In the wake of the Atlanta and Boulder shootings, Democratic lawmakers and gun-control advocates have renewed their calls for stricter regulations around purchasing firearms.

The House of Representatives also recently passed two bills that would close loopholes in the background-check system and make gun transfers between people without licenses illegal. One of the measures was supported by eight House Republicans.

President Joe Biden on Tuesday called on the Senate to pass the two House bills and emphasized the toll gun violence has taken on the US.

“While the flag was still flying half-staff” for the victims of the Georgia shootings, “another American city has been scarred by gun violence and resulting trauma,” he said.

“We can ban assault weapons and high-capacity magazines in this country once again,” he said when addressing the Boulder shooting. “I got that done when I was a senator. It passed, it was the law for the longest time, and it brought down these mass killings. We should do it again.”

The US far outstrips any other country in gun ownership, with an estimated 393 million firearms – more than the country’s population. Second in ownership rates is war-torn Yemen, according to a recent global study.

But Republicans, many of whom enjoy strong support from the National Rifle Association and the pro-gun lobby, have sharply pushed back on efforts to strengthen gun-control measures.

Texas Sen. Ted Cruz said during a Senate Judiciary Committee hearing on gun violence Tuesday that Democrats were engaging in “ridiculous theater” and using mass shootings to take people’s guns away.

“Every time there’s a shooting, we play this ridiculous theater where this committee gets together and proposes a bunch of laws that would do nothing to stop these murders,” Cruz said. “What happens in this committee after every mass shooting is Democrats propose taking away guns from law-abiding citizens because that’s their political objective.”

Republican Sen. John Kennedy of Louisiana, meanwhile, compared gun violence to drunk driving and gun owners to being Muslim.

“We have a lot of drunk drivers in America that kill a lot of people. We ought to try to combat that too,” he said at the judiciary committee hearing. “The answer is not to get rid of all sober drivers. The answer is to concentrate on the problem.”

He continued: “When a Muslim jihadist blows up a school full of school children, we are often told not to condemn all of the actions of those of the Muslim faith because of the actions of a few. And I agree with that.
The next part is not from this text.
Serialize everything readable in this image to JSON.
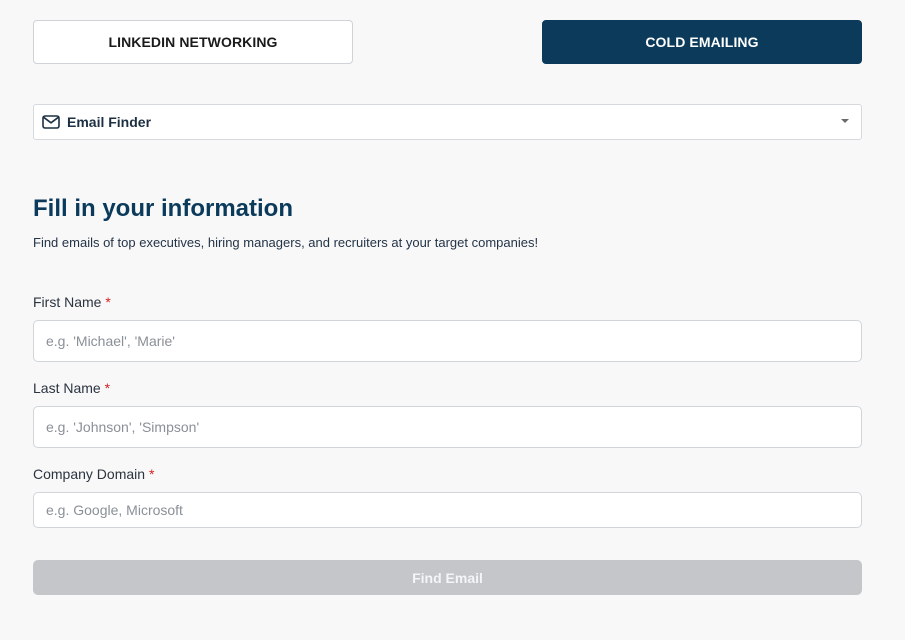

So why doesn’t the same rule apply to the 100 million-plus gun owners in America who are exercising their constitutional right?”
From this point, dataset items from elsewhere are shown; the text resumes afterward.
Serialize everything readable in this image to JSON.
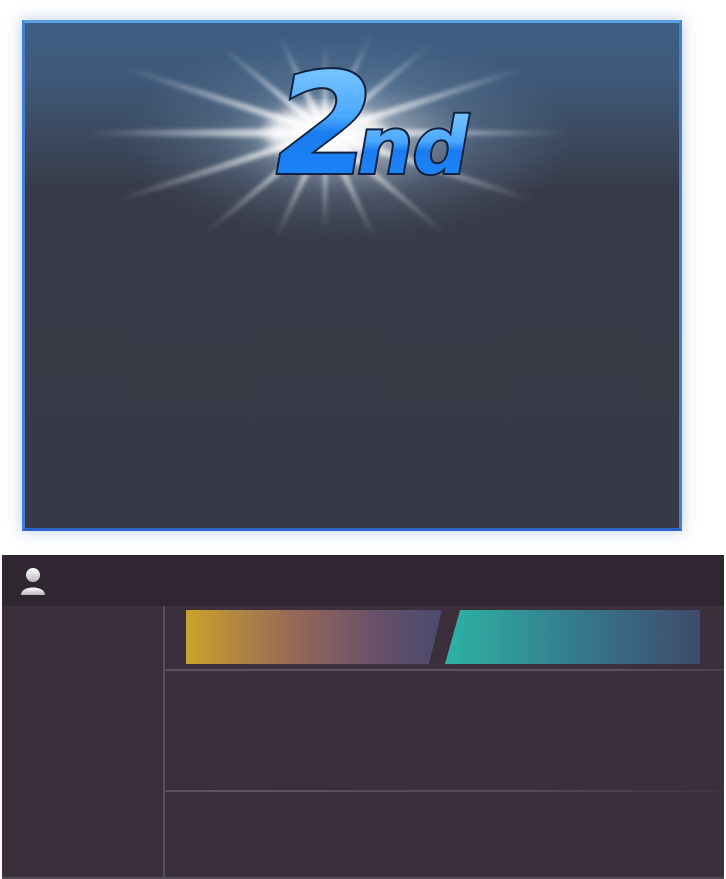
{
  "result": {
    "place_number": "2",
    "place_suffix": "nd"
  },
  "player": {
    "icon": "player-avatar-icon"
  },
  "colors": {
    "card_border": "#3f7fd6",
    "badge_blue": "#1e88ff",
    "bar_gold": "#c9a22c",
    "bar_teal": "#2db3a6",
    "panel_bg": "#3a2f3b"
  }
}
It wasn’t the first time Kennedy made the comparison.

After the 2017 Las Vegas massacre in which a gunman opened fire on a music festival, killing 59 people and injuring more than 500, Kennedy told TIME Magazine, “When an Islamic terrorist blows up a school with kids in it, we are told not to judge all Muslims by the acts of a few. And I agree with that. So why do we want to judge all 80 million gun owners in America because of the acts of one perverted idiot? I don’t know what else to call him.”